Re: [PATCH v9 01/26] arm64: Fix HCR.TGE status for NMI contexts

From: Christoffer Dall
Date: Thu Jan 31 2019 - 03:19:05 EST


On Mon, Jan 28, 2019 at 03:42:42PM +0000, Julien Thierry wrote:
> Hi James,
>
> On 28/01/2019 11:48, James Morse wrote:
> > Hi Julien,
> >
> > On 21/01/2019 15:33, Julien Thierry wrote:
> >> When using VHE, the host needs to clear HCR_EL2.TGE bit in order
> >> to interract with guest TLBs, switching from EL2&0 translation regime
> >
> > (interact)
> >
> >
> >> to EL1&0.
> >>
> >> However, some non-maskable asynchronous event could happen while TGE is
> >> cleared like SDEI. Because of this address translation operations
> >> relying on EL2&0 translation regime could fail (tlb invalidation,
> >> userspace access, ...).
> >>
> >> Fix this by properly setting HCR_EL2.TGE when entering NMI context and
> >> clear it if necessary when returning to the interrupted context.
> >
> > Yes please.
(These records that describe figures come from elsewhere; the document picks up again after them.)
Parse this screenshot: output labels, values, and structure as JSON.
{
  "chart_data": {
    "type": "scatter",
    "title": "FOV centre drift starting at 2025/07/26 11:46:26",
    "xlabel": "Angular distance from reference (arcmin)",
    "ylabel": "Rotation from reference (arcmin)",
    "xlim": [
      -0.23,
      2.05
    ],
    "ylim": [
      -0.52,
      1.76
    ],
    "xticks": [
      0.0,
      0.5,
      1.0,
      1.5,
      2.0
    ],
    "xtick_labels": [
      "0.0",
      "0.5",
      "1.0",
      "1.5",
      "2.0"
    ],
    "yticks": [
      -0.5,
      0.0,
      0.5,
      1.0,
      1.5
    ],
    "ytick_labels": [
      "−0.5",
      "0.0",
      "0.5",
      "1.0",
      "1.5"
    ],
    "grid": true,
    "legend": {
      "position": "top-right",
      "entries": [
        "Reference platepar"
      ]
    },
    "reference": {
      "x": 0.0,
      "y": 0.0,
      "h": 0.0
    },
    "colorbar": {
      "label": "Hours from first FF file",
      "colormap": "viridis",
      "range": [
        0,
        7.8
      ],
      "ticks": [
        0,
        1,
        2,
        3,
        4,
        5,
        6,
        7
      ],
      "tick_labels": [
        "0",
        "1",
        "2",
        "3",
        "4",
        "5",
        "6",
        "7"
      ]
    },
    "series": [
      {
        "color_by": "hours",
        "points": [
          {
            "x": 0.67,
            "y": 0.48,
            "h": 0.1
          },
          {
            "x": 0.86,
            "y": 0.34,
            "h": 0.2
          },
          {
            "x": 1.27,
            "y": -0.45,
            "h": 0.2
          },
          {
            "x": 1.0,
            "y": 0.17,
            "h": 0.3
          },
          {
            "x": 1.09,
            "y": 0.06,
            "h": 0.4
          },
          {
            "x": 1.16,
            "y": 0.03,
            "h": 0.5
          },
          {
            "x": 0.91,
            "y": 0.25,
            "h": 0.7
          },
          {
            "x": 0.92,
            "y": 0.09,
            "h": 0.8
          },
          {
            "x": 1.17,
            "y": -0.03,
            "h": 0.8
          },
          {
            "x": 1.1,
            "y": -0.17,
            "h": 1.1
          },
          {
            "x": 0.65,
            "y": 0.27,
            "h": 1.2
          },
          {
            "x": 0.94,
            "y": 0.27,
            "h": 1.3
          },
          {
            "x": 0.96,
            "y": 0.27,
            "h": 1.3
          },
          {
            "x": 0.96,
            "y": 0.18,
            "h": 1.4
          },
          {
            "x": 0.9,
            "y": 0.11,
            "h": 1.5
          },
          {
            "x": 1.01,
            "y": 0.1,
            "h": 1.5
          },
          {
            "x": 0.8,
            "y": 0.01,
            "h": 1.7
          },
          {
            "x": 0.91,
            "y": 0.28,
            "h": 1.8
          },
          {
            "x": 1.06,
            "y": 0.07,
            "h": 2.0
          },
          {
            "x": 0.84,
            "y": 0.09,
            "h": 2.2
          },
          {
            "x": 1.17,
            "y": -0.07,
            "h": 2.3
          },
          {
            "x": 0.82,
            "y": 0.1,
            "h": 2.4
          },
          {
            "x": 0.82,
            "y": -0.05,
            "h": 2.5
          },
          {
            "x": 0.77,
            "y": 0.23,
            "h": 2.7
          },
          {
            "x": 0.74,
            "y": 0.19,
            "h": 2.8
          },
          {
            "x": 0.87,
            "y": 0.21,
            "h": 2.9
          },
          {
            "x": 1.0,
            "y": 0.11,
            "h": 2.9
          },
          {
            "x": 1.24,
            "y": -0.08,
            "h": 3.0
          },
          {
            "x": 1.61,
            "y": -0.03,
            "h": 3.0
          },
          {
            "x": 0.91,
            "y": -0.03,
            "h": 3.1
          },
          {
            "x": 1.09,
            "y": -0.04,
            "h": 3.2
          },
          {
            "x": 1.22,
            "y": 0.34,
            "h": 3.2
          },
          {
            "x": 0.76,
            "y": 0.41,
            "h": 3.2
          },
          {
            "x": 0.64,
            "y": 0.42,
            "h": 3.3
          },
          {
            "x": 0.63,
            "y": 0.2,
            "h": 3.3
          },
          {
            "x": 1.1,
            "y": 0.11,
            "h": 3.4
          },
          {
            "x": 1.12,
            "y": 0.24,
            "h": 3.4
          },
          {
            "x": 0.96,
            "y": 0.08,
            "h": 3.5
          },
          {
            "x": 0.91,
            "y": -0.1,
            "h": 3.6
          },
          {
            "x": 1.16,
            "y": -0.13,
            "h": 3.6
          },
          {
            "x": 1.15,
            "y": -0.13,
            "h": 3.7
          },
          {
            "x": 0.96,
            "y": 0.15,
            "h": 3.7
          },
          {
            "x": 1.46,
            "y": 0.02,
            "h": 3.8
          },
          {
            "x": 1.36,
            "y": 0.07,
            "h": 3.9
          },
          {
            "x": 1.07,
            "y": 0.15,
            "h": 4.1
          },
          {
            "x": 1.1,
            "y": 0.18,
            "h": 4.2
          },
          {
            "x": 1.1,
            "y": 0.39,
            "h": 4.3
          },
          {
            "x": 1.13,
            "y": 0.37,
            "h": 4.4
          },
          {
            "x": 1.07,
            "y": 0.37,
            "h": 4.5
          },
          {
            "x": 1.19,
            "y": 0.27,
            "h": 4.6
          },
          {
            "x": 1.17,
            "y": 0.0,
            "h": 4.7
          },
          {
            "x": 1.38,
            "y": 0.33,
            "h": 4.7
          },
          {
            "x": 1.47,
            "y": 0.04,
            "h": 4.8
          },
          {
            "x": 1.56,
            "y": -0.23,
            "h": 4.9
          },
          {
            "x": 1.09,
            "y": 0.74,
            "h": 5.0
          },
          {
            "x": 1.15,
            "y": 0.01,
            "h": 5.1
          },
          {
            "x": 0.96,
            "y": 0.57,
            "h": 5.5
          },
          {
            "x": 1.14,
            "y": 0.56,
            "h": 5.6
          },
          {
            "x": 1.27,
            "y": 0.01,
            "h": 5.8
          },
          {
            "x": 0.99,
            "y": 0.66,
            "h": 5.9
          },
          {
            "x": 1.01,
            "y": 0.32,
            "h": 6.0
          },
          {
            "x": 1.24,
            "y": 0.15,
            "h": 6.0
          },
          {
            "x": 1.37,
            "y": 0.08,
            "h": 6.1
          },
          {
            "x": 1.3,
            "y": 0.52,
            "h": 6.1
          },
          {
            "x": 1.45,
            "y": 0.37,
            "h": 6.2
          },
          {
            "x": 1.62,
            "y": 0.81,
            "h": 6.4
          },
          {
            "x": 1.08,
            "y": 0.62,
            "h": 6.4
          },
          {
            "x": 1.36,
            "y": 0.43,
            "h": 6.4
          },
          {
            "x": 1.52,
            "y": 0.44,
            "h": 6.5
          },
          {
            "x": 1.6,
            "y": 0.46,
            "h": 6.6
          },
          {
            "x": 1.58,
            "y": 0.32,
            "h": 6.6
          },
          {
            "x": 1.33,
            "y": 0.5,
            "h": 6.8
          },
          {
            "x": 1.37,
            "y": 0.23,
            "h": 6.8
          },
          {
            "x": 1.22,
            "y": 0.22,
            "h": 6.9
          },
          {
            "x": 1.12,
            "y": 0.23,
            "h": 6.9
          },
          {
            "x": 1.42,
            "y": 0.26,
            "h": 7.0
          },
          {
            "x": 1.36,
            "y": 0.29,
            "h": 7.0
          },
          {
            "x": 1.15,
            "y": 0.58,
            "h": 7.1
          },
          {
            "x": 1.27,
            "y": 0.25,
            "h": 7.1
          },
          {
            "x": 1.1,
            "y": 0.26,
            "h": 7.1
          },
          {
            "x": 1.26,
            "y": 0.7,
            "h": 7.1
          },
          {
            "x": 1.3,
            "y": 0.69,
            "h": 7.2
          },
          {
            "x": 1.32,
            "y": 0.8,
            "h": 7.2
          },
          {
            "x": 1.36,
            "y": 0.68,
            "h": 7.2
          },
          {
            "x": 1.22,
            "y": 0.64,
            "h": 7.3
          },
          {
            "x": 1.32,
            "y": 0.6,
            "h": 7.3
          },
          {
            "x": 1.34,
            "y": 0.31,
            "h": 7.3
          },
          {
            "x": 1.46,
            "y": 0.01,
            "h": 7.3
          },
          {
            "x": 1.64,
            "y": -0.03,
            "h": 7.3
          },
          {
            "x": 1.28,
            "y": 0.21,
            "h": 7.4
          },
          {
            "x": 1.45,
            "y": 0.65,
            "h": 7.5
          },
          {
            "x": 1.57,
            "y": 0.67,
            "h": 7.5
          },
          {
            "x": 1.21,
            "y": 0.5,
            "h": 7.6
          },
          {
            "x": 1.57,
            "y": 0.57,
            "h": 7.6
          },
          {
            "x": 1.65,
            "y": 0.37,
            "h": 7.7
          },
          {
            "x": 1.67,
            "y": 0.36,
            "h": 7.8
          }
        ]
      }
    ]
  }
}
This would not have been fun to debug!
> >
> > Reviewed-by: James Morse <james.morse@xxxxxxx>
> >
> >
>
> Thanks.
>
> >
> > I was looking for why we need core code to do this, instead of updating the
> > arch's call sites. Your 'irqdesc: Add domain handlers for NMIs' patch (pointed
> > to from the cover letter) is the reason: core-code calls nmi_enter()/nmi_exit()
> > itself.
> >
>
> Yes, that's the main reason.
>
I wondered the same thing, but I don't understand the explanation :(

Why can't we do a local_daif_mask() around the (very small) calls that
clear TGE instead?


Thanks,

Christoffer